There is also around £1m identified for improving cycling facilities into and around Wigan town centre.

The council will be given between £3.8m and £3.4m in each of the first three years, going down to around £3.1m for each of the following three.

But as the authority’s improvement schemes get under way, it will be given more cash each year through the incentive funding programme, rising from £213,000 to £319,800 between 2016/17 and 2018/19.

In the second wave of funds (2018/19 to 2020/21), £750,464 will be awarded each year.

The purse of up to £23m does not include any funding Wigan might get for creating new roads.

In a bid to conserve costs, the council has successfully implemented a £1.9m Invest to Save project aimed at the preservation of residential roads by using preventative maintenance work, which has improved their overall condition.

The authority is also delivering a three-year £11.8m Invest to Save Street Lighting LED project which will replace all of the existing street lanterns with new LED units which reduce the annual energy costs, carbon emissions and planned maintenance costs.

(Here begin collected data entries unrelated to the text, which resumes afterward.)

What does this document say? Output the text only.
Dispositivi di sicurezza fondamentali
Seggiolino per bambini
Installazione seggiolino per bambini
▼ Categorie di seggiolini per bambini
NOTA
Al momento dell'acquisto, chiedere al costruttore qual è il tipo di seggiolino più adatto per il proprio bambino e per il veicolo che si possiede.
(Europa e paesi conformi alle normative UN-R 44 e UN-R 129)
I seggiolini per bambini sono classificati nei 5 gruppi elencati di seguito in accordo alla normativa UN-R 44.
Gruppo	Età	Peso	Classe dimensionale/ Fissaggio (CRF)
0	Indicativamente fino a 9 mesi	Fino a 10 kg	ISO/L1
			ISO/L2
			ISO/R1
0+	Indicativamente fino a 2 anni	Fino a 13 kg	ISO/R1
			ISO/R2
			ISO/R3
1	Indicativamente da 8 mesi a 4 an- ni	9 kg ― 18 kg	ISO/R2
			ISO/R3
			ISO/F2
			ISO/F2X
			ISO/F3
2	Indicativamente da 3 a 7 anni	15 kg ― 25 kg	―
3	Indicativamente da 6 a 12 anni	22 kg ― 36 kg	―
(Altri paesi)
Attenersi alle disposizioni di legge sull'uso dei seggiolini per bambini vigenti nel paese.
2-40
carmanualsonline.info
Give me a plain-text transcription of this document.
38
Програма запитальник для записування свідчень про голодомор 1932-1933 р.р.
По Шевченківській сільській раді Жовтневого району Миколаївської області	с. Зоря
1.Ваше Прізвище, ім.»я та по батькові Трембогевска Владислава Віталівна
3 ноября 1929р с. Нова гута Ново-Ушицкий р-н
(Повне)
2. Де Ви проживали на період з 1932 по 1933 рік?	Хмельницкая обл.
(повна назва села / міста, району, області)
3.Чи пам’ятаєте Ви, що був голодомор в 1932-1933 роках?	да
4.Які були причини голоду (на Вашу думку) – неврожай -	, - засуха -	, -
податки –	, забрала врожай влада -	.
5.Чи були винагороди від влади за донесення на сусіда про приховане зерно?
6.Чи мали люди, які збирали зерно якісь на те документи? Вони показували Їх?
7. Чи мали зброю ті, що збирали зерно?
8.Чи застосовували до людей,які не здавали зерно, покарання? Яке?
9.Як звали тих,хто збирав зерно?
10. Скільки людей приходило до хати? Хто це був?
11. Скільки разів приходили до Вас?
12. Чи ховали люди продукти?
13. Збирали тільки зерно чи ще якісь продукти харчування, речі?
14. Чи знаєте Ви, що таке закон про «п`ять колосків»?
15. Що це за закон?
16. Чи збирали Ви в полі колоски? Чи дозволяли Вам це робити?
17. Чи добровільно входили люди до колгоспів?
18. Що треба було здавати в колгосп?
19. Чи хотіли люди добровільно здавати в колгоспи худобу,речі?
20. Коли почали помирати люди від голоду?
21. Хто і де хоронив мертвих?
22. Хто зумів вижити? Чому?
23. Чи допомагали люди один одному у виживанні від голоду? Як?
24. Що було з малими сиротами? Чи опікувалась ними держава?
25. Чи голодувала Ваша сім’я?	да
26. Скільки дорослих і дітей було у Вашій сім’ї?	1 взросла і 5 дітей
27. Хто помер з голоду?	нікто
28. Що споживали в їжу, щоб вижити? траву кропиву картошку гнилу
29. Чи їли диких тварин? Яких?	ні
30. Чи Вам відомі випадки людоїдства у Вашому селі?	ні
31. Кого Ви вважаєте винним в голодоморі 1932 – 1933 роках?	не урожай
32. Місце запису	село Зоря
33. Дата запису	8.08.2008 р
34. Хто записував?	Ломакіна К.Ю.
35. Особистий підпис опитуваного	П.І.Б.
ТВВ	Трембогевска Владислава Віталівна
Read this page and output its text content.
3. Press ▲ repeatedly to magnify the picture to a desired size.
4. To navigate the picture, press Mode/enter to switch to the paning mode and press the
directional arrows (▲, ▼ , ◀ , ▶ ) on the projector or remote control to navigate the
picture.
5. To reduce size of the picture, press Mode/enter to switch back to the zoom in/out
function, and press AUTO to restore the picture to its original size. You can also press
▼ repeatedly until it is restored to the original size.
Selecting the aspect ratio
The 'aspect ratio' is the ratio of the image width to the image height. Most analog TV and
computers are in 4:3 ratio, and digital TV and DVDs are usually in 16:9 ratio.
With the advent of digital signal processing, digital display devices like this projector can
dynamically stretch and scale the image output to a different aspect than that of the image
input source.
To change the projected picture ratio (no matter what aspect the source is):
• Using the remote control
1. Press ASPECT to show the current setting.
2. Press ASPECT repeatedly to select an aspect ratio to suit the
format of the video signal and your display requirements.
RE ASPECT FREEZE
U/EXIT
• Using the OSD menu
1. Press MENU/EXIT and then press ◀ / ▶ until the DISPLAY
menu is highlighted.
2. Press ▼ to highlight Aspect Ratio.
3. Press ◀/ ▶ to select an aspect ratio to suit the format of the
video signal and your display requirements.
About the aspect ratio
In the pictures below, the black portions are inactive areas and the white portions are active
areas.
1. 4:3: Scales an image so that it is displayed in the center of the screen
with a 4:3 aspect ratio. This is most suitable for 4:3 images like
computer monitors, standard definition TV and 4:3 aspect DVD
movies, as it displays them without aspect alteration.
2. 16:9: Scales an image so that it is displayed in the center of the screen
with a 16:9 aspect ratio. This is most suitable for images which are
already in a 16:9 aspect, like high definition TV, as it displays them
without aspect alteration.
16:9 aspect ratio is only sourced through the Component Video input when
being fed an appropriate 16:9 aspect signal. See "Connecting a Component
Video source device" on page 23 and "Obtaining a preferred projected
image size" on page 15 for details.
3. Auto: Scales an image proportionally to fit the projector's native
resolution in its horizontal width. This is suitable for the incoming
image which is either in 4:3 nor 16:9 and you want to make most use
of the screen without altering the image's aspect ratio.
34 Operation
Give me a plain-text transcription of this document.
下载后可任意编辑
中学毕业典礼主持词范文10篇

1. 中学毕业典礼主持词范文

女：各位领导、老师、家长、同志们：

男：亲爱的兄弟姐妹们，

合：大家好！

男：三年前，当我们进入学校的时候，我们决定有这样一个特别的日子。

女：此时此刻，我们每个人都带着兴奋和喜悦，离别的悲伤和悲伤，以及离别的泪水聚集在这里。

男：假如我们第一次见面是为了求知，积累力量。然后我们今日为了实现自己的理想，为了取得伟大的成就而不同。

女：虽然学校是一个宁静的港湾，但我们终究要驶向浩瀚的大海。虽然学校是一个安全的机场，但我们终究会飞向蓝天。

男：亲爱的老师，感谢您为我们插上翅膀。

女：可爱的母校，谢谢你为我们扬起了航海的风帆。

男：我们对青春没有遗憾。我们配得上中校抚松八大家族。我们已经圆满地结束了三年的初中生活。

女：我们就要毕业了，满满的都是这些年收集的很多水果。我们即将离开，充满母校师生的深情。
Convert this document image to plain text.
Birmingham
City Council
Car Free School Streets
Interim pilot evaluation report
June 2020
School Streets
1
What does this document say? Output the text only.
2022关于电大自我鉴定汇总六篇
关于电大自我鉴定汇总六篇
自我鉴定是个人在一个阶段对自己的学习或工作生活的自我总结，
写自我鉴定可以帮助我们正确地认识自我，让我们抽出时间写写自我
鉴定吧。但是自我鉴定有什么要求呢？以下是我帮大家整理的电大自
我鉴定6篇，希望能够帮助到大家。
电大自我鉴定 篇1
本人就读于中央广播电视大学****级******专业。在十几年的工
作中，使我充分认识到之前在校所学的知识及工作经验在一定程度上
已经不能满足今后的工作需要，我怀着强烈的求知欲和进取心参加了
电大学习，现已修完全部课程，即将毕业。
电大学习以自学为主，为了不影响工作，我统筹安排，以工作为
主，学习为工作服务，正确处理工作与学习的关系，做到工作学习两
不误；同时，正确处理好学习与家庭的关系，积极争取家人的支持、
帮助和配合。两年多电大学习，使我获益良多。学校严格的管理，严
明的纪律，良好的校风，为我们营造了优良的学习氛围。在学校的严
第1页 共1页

Mark Tilley, Wigan Council’s assistant director for infrastructure, said: “Wigan Council wants to maintain its roads so that they are fit for the future.

“However, it recognises the need to deliver this service more efficiently and against a backdrop of tighter budgets, increased costs and greater demand from customers.”

Councillor David Molyneux, Wigan Council’s deputy leader, said: “As part of The Deal, Wigan Council is committed to investing in the borough’s infrastructure to help people get around more easily.

“This package of schemes greatly complements our much larger proposed projects such as the new A49 link road and the new bus station and will provide much safer and easier connections for pedestrians, as well as benefiting car users.

“These schemes are essential parts of our town centre regeneration and form part of our on-going plans to improve transport facilities for our community.”